Collected Poems

Philip Larkin

Folio Society, £34.95

Review by Rosemary Goring

In this age of rampant revisionism let’s talk about Philip. Larkin, who was born in Coventry in 1922 and died in Hull in 1985, was a quintessentially English poet. At a time when international travel became routine he revelled in going nowhere. England made him and by and large held him under its spell. Interviewed for the Observer, he said he wouldn’t mind visiting China as long as he could return the same day.

Vacations were spent in the north of England or Scotland, whose landscape he loved and whose poets – especially Hugh MacDiarmid – he didn’t rate. In the mid-1930s the Larkins holidayed in Germany where his father Sydney, an anti-semite, felt very much at home. Sydney, who worked in local government, was also an admirer of Hitler and kept a statue of him on his mantelpiece reproducing a Nazi salute. Think Basil Fawlty and you’re on the right track.

His loving son was no fan of Hitler and he was no anti-semite. His attitude to race, however, is complex to say the least, and best considered through the medium of jazz. For him, the music was at its most potent, hypnotic and enjoyable in its infancy when Louis Armstrong, the great crowd pleaser, was in his pomp. But along came the likes of Miles Davis, John Coltrane and Charles Mingus who refused to pander to the stereotype of the black man entertaining whites. Larkin felt that what emanated from them was more than his ear could stand and he used his jazz column in the Daily Telegraph to explain why. “It’s about time,” he told one correspondent, “jazz had its Enoch Powell.”

Then there are the women. For a man who looked more like Eric Morecambe than Sean Connery, Larkin’s success rate offers hope to the bald, beer-bellied and bespectacled. He never married but was rarely short of a female companion, and was adept at stringing several women along simultaneously. Some have accused him of misogyny; I’d suggest a verdict of not proven. But he did have a fondness for smutty jokes and was a keen collector of pornography, albeit of the sort that wouldn’t raise an eyebrow nowadays.

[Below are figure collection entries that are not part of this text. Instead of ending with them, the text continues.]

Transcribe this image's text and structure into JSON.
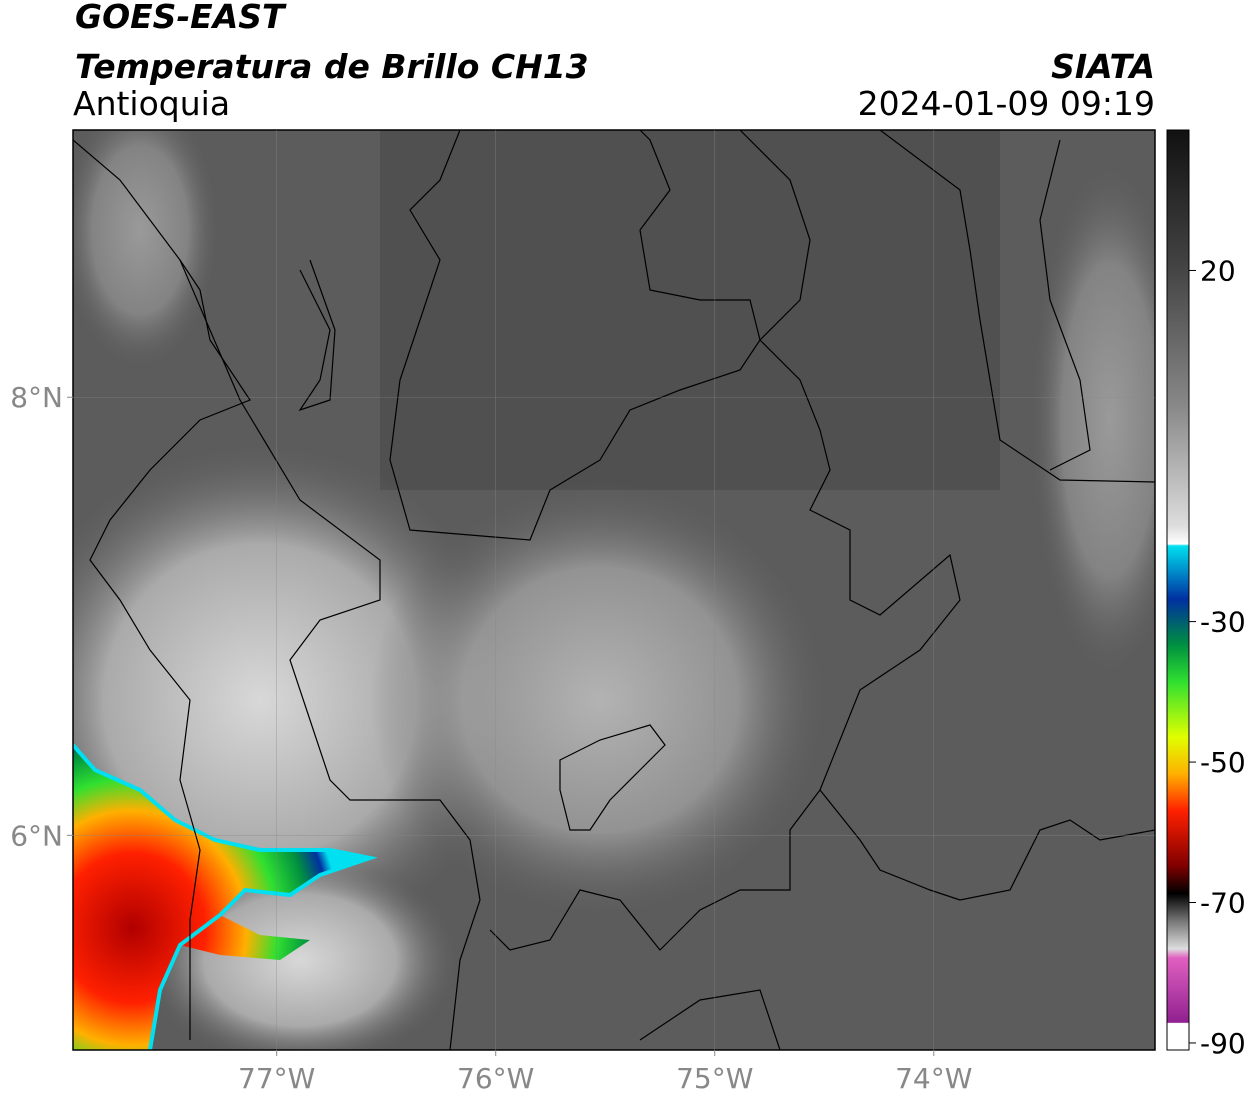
{
  "header": {
    "title": "GOES-EAST",
    "subtitle": "Temperatura de Brillo CH13",
    "region": "Antioquia",
    "source": "SIATA",
    "timestamp": "2024-01-09 09:19"
  },
  "map": {
    "xlim": [
      -77.93,
      -72.99
    ],
    "ylim": [
      5.02,
      9.22
    ],
    "xticks": [
      {
        "value": -77,
        "label": "77°W"
      },
      {
        "value": -76,
        "label": "76°W"
      },
      {
        "value": -75,
        "label": "75°W"
      },
      {
        "value": -74,
        "label": "74°W"
      }
    ],
    "yticks": [
      {
        "value": 6,
        "label": "6°N"
      },
      {
        "value": 8,
        "label": "8°N"
      }
    ],
    "grid": true
  },
  "colorbar": {
    "lim": [
      -91,
      40
    ],
    "ticks": [
      20,
      -30,
      -50,
      -70,
      -90
    ]
  }
}
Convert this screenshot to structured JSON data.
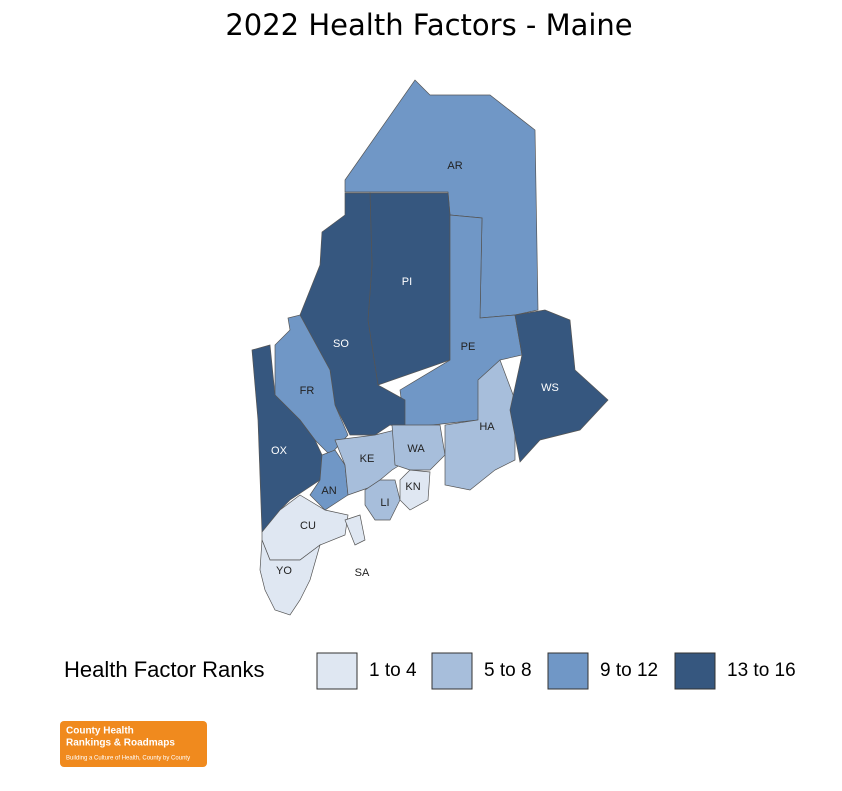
{
  "title": "2022 Health Factors - Maine",
  "legend": {
    "title": "Health Factor Ranks",
    "items": [
      {
        "label": "1 to 4",
        "color": "#dfe7f2"
      },
      {
        "label": "5 to 8",
        "color": "#a7bedb"
      },
      {
        "label": "9 to 12",
        "color": "#7097c6"
      },
      {
        "label": "13 to 16",
        "color": "#36577f"
      }
    ]
  },
  "counties": [
    {
      "label": "AR",
      "color": "#7097c6"
    },
    {
      "label": "PI",
      "color": "#36577f"
    },
    {
      "label": "PE",
      "color": "#7097c6"
    },
    {
      "label": "SO",
      "color": "#36577f"
    },
    {
      "label": "FR",
      "color": "#7097c6"
    },
    {
      "label": "OX",
      "color": "#36577f"
    },
    {
      "label": "AN",
      "color": "#7097c6"
    },
    {
      "label": "KE",
      "color": "#a7bedb"
    },
    {
      "label": "WA",
      "color": "#a7bedb"
    },
    {
      "label": "HA",
      "color": "#a7bedb"
    },
    {
      "label": "WS",
      "color": "#36577f"
    },
    {
      "label": "LI",
      "color": "#a7bedb"
    },
    {
      "label": "KN",
      "color": "#dfe7f2"
    },
    {
      "label": "CU",
      "color": "#dfe7f2"
    },
    {
      "label": "SA",
      "color": "#dfe7f2"
    },
    {
      "label": "YO",
      "color": "#dfe7f2"
    }
  ],
  "logo": {
    "line1": "County Health",
    "line2": "Rankings & Roadmaps",
    "tagline": "Building a Culture of Health, County by County"
  }
}
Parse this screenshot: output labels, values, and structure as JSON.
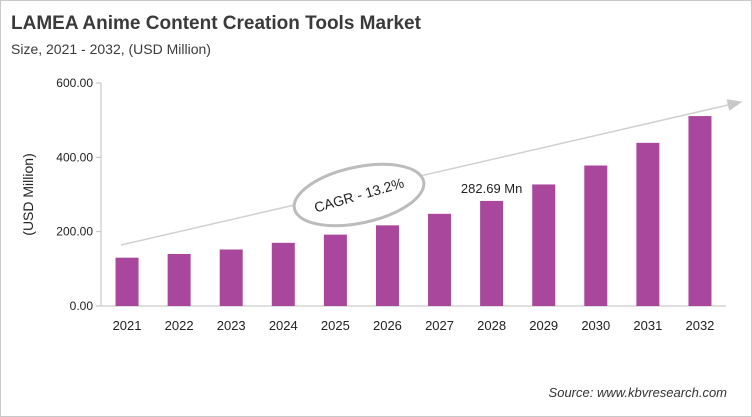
{
  "chart_data": {
    "type": "bar",
    "title": "LAMEA Anime Content Creation Tools Market",
    "subtitle": "Size, 2021 - 2032, (USD Million)",
    "ylabel": "(USD Million)",
    "xlabel": "",
    "ylim": [
      0,
      600
    ],
    "yticks": [
      "0.00",
      "200.00",
      "400.00",
      "600.00"
    ],
    "categories": [
      "2021",
      "2022",
      "2023",
      "2024",
      "2025",
      "2026",
      "2027",
      "2028",
      "2029",
      "2030",
      "2031",
      "2032"
    ],
    "values": [
      130,
      140,
      152,
      170,
      192,
      217,
      248,
      282.69,
      327,
      378,
      439,
      511
    ],
    "data_label": {
      "category": "2028",
      "text": "282.69 Mn"
    },
    "annotation": "CAGR - 13.2%",
    "grid": false,
    "legend": "none",
    "bar_color": "#a8479b"
  },
  "source": "Source: www.kbvresearch.com"
}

Then there is his poetry which resonates still. No other modern English poet is so frequently quoted or invoked. Quite rightly he was offered the poet laureateship, but declined. Imagine the hullabaloo if he was presently in post and his views on race, women and politics (decidedly to the right) became public.

This edition of Larkin’s Collected Poems is remarkable not for the poems, which his fans must already have and know, but for the inclusion of a selection of his photographs, some of which have not been published previously.

In his foreword, Andrew Motion notes that Larkin was a “committed” amateur photographer who took his hobby seriously, but he was no Cartier-Bresson. Just 13 photographs are included which seems meagre. Their subject matter echoes that of his poetry: gravestones in a cemetery, cranes at Hull docks, the Larkin family on a beach the summer war broke out.

Other photos are of two of his lovers – Monica Jones posing in a bathing costume, Maeve Brennan “seen through reeds” in a field – and of Larkin himself in his bachelor pad. The final one is of him leaning on a chair. Sitting in it is his mother who is wearing a floral dress and has in her lap a knitted rabbit. It was taken in the 1960s. So glum and old and old-fashioned does Larkin look that if you didn’t know otherwise you’d be forgiven for thinking that the pair were husband and wife.